Analyze Gradient Descent:
If $\eta \rightarrow 0$ gradient flow:
$$ W(t+1) = W(t) - \eta \bigtriangledown_wf(W(t)) $$
Then:
$$ \frac{W(t+1) - W(t)}{\eta} = - \bigtriangledown_wf(W(t)) $$
If $\eta \rightarrow 0$ : $$ \frac{\partial W(t)}{\partial t} = - \bigtriangledown_w\mathcal{L}(W(t)) $$
Recall that:
$$ \mathcal{L}(W(t)) = \frac{1}{2} ||\hat{y}(w)-y||^2 , y\in \mathbb{R}^n , \hat{y} \in \mathbb{R}^n $$
Then: $$ \bigtriangledown_w\mathcal{L}(W(t)) = \bigtriangledown \hat{y}(W) (\hat{y}(W)-Y) $$
Therefore: $$ \frac{\partial W(t)}{\partial t} = - \bigtriangledown \hat{y}(W) (\hat{y}(W)-Y) $$
is called dynamics of weights in parameter space. How about our output?
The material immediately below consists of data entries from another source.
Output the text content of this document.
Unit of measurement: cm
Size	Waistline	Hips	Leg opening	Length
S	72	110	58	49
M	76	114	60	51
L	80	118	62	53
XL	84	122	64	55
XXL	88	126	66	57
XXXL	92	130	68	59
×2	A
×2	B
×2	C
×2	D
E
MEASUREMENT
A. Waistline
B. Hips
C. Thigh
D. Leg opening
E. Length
$$ \begin{align} \frac{\partial \hat{y}(W(t))}{\partial t} = & \bigtriangledown \hat{y}(W)^T \frac{\partial W(t)}{\partial t} \\ = & - \bigtriangledown \hat{y}(W)^T \bigtriangledown \hat{y}(W) (\hat{y}(W)-Y) \\ = & - K(W_0) (\hat{y}(W)-Y) \end{align} $$
To simplify the notations lets assume $u = \hat{y}-y$. Then:
$$ \frac{\partial u}{\partial t} = - K(W_0) u $$
What is the soloution for this problem?
$$ u(t) = u(0) \exp(-K(W_0)t) $$
In overparameterization case:
$$ K(W_0) = \sum_{i=1}^n \lambda_i v_i v_i^T , 0 < \lambda_1< ..<\lambda_n $$
Then:
$$ u(t) = u(0) \prod_{i=1}^n \exp(-\lambda_i v_i v_i^T) $$
Therefore, the minimum eigenvalue will determine the rate of convergence.
We covered this post in the intermediate machine learning SDS 365/565, Yale University, John Lafferty where I was TF. Some of the notations are also borrowed from Soheil Feizi‘’s course on neural tangent kernel.